His eyes sparkle as he describes the role he wrote for himself. He doesn’t like the bogeyman part he finds himself playing, but he’s proud that he’s kept his cool and has spoken frankly about his problems to other students.
“I respect myself more now than I ever have in my life,” he says earnestly. “And as I told the Student Senate, it doesn’t matter if you say you don’t respect me, but you have no choice to respect me, because I respect myself.”
Although he is short--maybe 5 foot 6 on a good day--Fulcher has the bulk of a man who works out in the gym and the charm of one who’s eager to please.
“I’m learning who I am,” he says. “That’s probably the most invigorating discovery that anyone could ever have. These people, they don’t know who they are.”
He defends not revealing the battery charge by explaining that it “happened before I was student body president,” and that, by agreement with Glavas’ parents, “we would keep it private.”
The hardest part, he says softly, was going to talk to her parents after he had hit her. Her father helped him come to terms with his anger at life, he says, adding, “He and I have always had a good relationship.”

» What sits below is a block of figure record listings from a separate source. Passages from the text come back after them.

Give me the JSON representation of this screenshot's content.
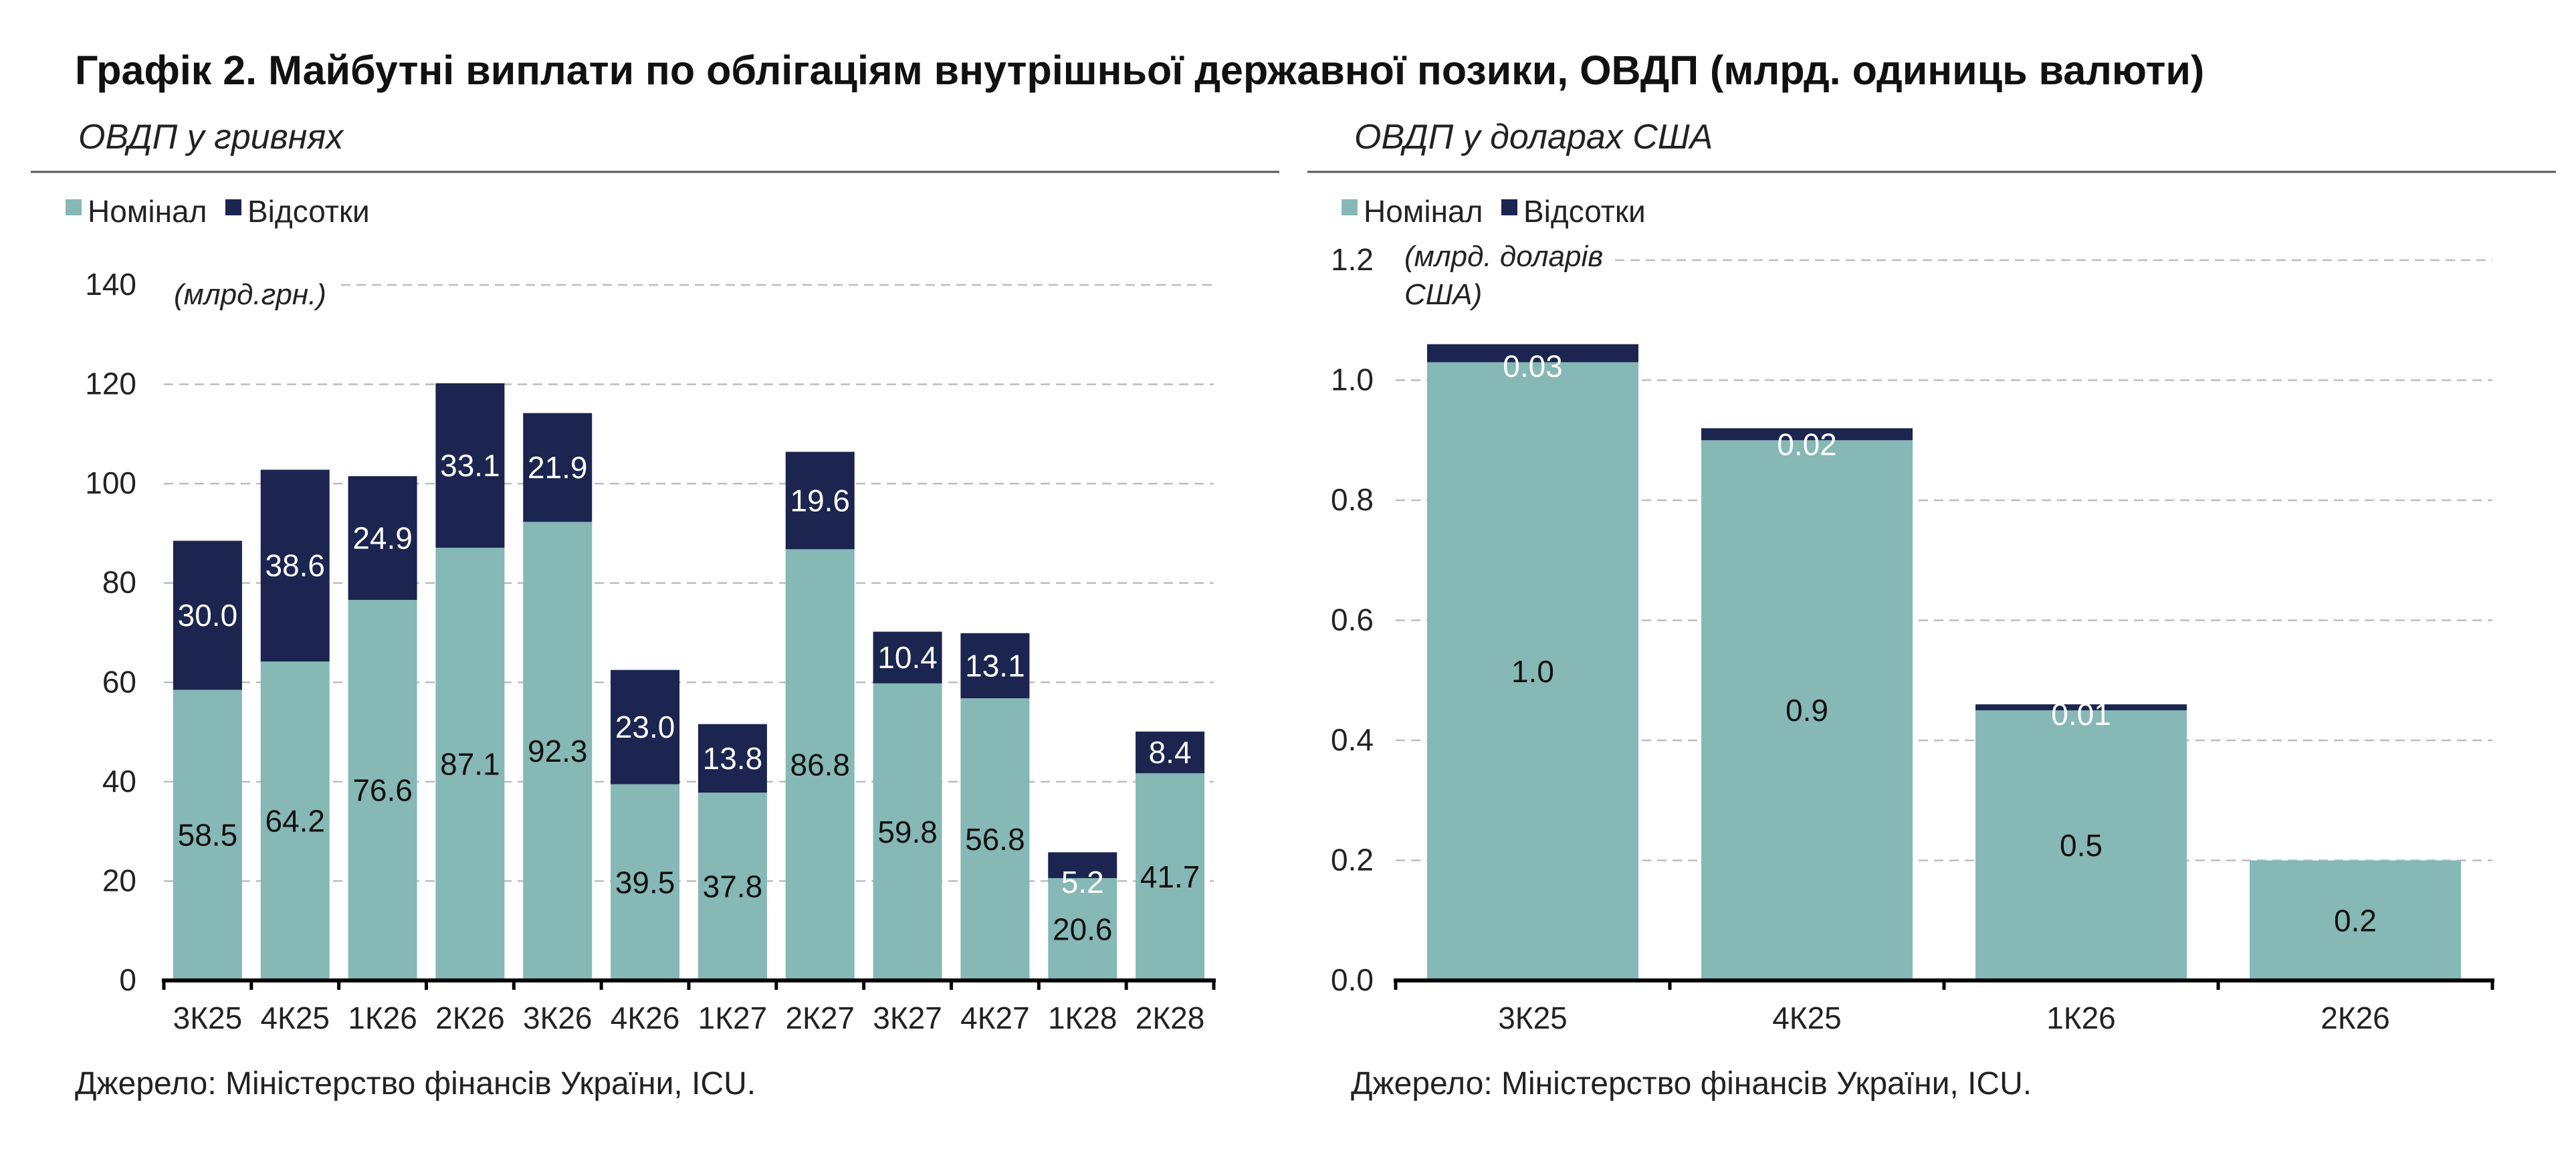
{
  "figure": {
    "title": "Графік 2. Майбутні виплати по облігаціям внутрішньої державної позики, ОВДП (млрд. одиниць валюти)",
    "source_left": "Джерело: Міністерство фінансів України, ICU.",
    "source_right": "Джерело: Міністерство фінансів України, ICU."
  },
  "colors": {
    "nominal": "#86b8b5",
    "interest": "#1b2550",
    "grid": "#bdbdbd",
    "axis": "#000000"
  },
  "chart_data": [
    {
      "type": "bar",
      "stacked": true,
      "subtitle": "ОВДП у гривнях",
      "unit_label": "(млрд.грн.)",
      "categories": [
        "3К25",
        "4К25",
        "1К26",
        "2К26",
        "3К26",
        "4К26",
        "1К27",
        "2К27",
        "3К27",
        "4К27",
        "1К28",
        "2К28"
      ],
      "series": [
        {
          "name": "Номінал",
          "values": [
            58.5,
            64.2,
            76.6,
            87.1,
            92.3,
            39.5,
            37.8,
            86.8,
            59.8,
            56.8,
            20.6,
            41.7
          ],
          "labels": [
            "58.5",
            "64.2",
            "76.6",
            "87.1",
            "92.3",
            "39.5",
            "37.8",
            "86.8",
            "59.8",
            "56.8",
            "20.6",
            "41.7"
          ]
        },
        {
          "name": "Відсотки",
          "values": [
            30.0,
            38.6,
            24.9,
            33.1,
            21.9,
            23.0,
            13.8,
            19.6,
            10.4,
            13.1,
            5.2,
            8.4
          ],
          "labels": [
            "30.0",
            "38.6",
            "24.9",
            "33.1",
            "21.9",
            "23.0",
            "13.8",
            "19.6",
            "10.4",
            "13.1",
            "5.2",
            "8.4"
          ]
        }
      ],
      "ylim": [
        0,
        140
      ],
      "yticks": [
        "0",
        "20",
        "40",
        "60",
        "80",
        "100",
        "120",
        "140"
      ],
      "grid": true,
      "legend": "top-left"
    },
    {
      "type": "bar",
      "stacked": true,
      "subtitle": "ОВДП у доларах США",
      "unit_label": [
        "(млрд. доларів",
        "США)"
      ],
      "categories": [
        "3К25",
        "4К25",
        "1К26",
        "2К26"
      ],
      "series": [
        {
          "name": "Номінал",
          "values": [
            1.03,
            0.9,
            0.45,
            0.2
          ],
          "labels": [
            "1.0",
            "0.9",
            "0.5",
            "0.2"
          ]
        },
        {
          "name": "Відсотки",
          "values": [
            0.03,
            0.02,
            0.01,
            0
          ],
          "labels": [
            "0.03",
            "0.02",
            "0.01",
            ""
          ]
        }
      ],
      "ylim": [
        0,
        1.2
      ],
      "yticks": [
        "0.0",
        "0.2",
        "0.4",
        "0.6",
        "0.8",
        "1.0",
        "1.2"
      ],
      "grid": true,
      "legend": "top-left"
    }
  ]
}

Though he and Glavas are no longer dating, they still are on good terms, he says. He resents the Kansan most for dragging her name into the public eye. Glavas has declined to speak to the press.
Fulcher thinks the Kansan’s coverage has been “vengeful and vindictive.”
Why, after all this, is he still fighting for his position? “Because I’m not a quitter.” But does he feel persecuted? Not really, he says: “That’s just the way the system works.”